Architektur erleben
avanto architects ltd l Helsinki
Ville Hara l architect SAFA
Suomi 7, eine Ausstellung Anfang 2015 im DAM (Deutsches Architekturmuseum), Frankfurt zeigte sieben junge Architekturbüros aus Finnland. Eines dieser Büros war Avanto.
Trotz ihres jungen Alters bewährten diese sich mit international anerkannten Projekten. Sie stehen für eine herausragende Generation junger, finnischer Architekten. Die finnische Tradition der offenen Architekturwettbewerbe bildet die Basis für den möglichen Erfolg aufstrebender Architekturbüros.

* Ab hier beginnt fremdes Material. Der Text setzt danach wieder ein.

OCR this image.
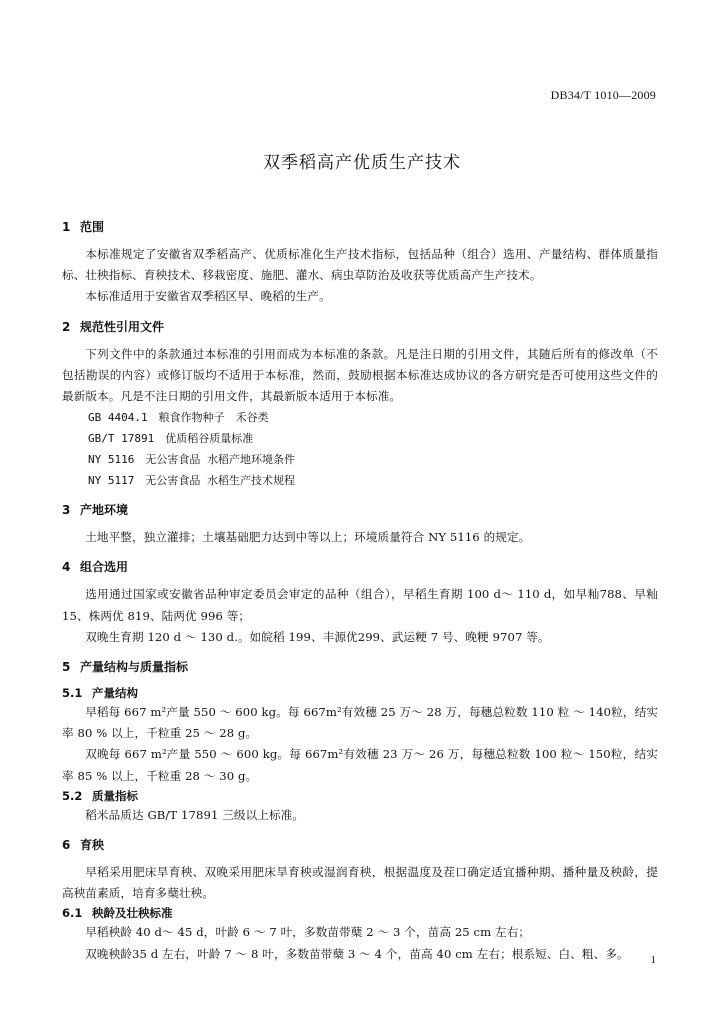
DB34/T 1010—2009
双季稻高产优质生产技术
1 范围

本标准规定了安徽省双季稻高产、优质标准化生产技术指标，包括品种（组合）选用、产量结构、群体质量指标、壮秧指标、育秧技术、移栽密度、施肥、灌水、病虫草防治及收获等优质高产生产技术。

本标准适用于安徽省双季稻区早、晚稻的生产。

2 规范性引用文件

下列文件中的条款通过本标准的引用而成为本标准的条款。凡是注日期的引用文件，其随后所有的修改单（不包括勘误的内容）或修订版均不适用于本标准，然而，鼓励根据本标准达成协议的各方研究是否可使用这些文件的最新版本。凡是不注日期的引用文件，其最新版本适用于本标准。

GB 4404.1　粮食作物种子　禾谷类
GB/T 17891　优质稻谷质量标准
NY 5116　无公害食品 水稻产地环境条件
NY 5117　无公害食品 水稻生产技术规程
3 产地环境

土地平整，独立灌排；土壤基础肥力达到中等以上；环境质量符合 NY 5116 的规定。

4 组合选用

选用通过国家或安徽省品种审定委员会审定的品种（组合），早稻生育期 100 d～ 110 d，如早籼788、早籼 15、株两优 819、陆两优 996 等；

双晚生育期 120 d ～ 130 d.。如皖稻 199、丰源优299、武运粳 7 号、晚粳 9707 等。

5 产量结构与质量指标
5.1 产量结构

早稻每 667 m²产量 550 ～ 600 kg。每 667m²有效穗 25 万～ 28 万，每穗总粒数 110 粒 ～ 140粒，结实率 80 % 以上，千粒重 25 ～ 28 g。

双晚每 667 m²产量 550 ～ 600 kg。每 667m²有效穗 23 万～ 26 万，每穗总粒数 100 粒～ 150粒，结实率 85 % 以上，千粒重 28 ～ 30 g。

5.2 质量指标

稻米品质达 GB/T 17891 三级以上标准。

6 育秧

早稻采用肥床旱育秧、双晚采用肥床旱育秧或湿润育秧，根据温度及茬口确定适宜播种期、播种量及秧龄，提高秧苗素质，培育多蘖壮秧。

6.1 秧龄及壮秧标准

早稻秧龄 40 d～ 45 d，叶龄 6 ～ 7 叶，多数苗带蘖 2 ～ 3 个，苗高 25 cm 左右；

双晚秧龄35 d 左右，叶龄 7 ～ 8 叶，多数苗带蘖 3 ～ 4 个，苗高 40 cm 左右；根系短、白、粗、多。	1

Die ausgewählten Projekte des Büros zeigen die Vielfalt der Arbeiten. Kleine und landestypische Gebäude, wie Saunas oder Ferienhäuser, zählen genauso zum Repertoire der jungen Architekten, wie Kulturbauten, Kirchen, Schulen, Universitäten und Wohnhäuser.
Sommerhaus, Sauna, Sakrale Räume
Ville Hara von Avanto Architects über kleine und große Bauten in Finnland
von Gisela Graf, Freiburg | gisela graf communications
Architekten denken bei Finnland sofort an Alvar Aalto, an minimalistische, funktionale und zurückhaltende Architektur. Inzwischen gibt es dort jedoch auch eine kleine und lebendige junge Architektenszene, die sich von dem großen Vorbild losgelöst hat. Eines dieser jungen Architekturbüros, das auch international schon viel Aufsehen erregt hat, ist Avanto Architects aus Helsinki. Ville Hara stellte es dem gut besuchten Architekturforum vor.
Eines der erklärten Ziele des Büros ist, mit seinen Gebäuden Gefühle zu erzeugen – und bereits die allererste Arbeit hatte viel mit Emotionen zu tun: die Friedhofskapelle St. Lawrence in Vantaa. Anu Puustinen, die noch studierte und Ville Hara, der gerade sein Diplom gemacht hatte, nahmen 2004 an einem offenen Wettbewerb teil, ohne sich wirklich Chancen auszurechnen. Die Aufgabe war, eine Kapelle mit Einsegnungshallen für den Friedhof zu gestalten, die sich in das Umfeld mit der mittelalterlichen Kirche einordnen sollte. Zu ihrer eigenen Überraschung gewannen sie den 1. Preis – und Avanto Architects war gegründet.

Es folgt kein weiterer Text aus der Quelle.